Document Type

Article

Publication Date

9-24-2008

Publication Title

BioMed Central Genomics

Department

Geisel School of Medicine

Abstract

The ribosome biogenesis (RiBi) genes encode a highly-conserved eukaryotic set of nucleolar proteins involved in rRNA transcription, assembly, processing, and export from the nucleus. While the mode of regulation of this suite of genes has been studied in the yeast, Saccharomyces cerevisiae, how this gene set is coordinately regulated in the larger and more complex metazoan genomes is not understood. Here we present genome-wide analyses indicating that a distinct mode of RiBi regulation co-evolved with the E(CG)-binding, Myc:Max bHLH heterodimer complex in a stem-holozoan, the ancestor of both Metazoa and Choanoflagellata, the protozoan group most closely related to animals. These results show that this mode of regulation, characterized by an E(CG)-bearing core-promoter, is specific to almost all of the known genes involved in ribosome biogenesis in these genomes. Interestingly, this holozoan RiBi promoter signature is absent in nematode genomes, which have not only secondarily lost Myc but are marked by invariant cell lineages typically producing small body plans of 1000 somatic cells.

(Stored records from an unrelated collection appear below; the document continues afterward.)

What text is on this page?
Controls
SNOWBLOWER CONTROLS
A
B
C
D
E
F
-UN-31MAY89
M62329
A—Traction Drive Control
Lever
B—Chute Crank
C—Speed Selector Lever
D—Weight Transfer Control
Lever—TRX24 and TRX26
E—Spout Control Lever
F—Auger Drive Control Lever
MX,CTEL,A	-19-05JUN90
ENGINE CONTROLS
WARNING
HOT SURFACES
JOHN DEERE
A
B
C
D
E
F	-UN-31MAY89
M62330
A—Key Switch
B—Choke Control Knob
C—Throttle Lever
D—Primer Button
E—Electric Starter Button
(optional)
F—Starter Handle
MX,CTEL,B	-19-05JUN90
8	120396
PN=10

Furthermore, a detailed analysis of 10 fungal genomes shows that this holozoan signature in RiBi genes is not found in hemiascomycete fungi, which evolved their own unique regulatory signature for the RiBi regulon.

DOI

10.1186/1471-2164-9-442

Original Citation

Brown SJ, Cole MD, Erives AJ. Evolution of the holozoan ribosome biogenesis regulon. BMC Genomics. 2008 Sep 24;9:442. doi: 10.1186/1471-2164-9-442. PMID: 18816399; PMCID: PMC2570694.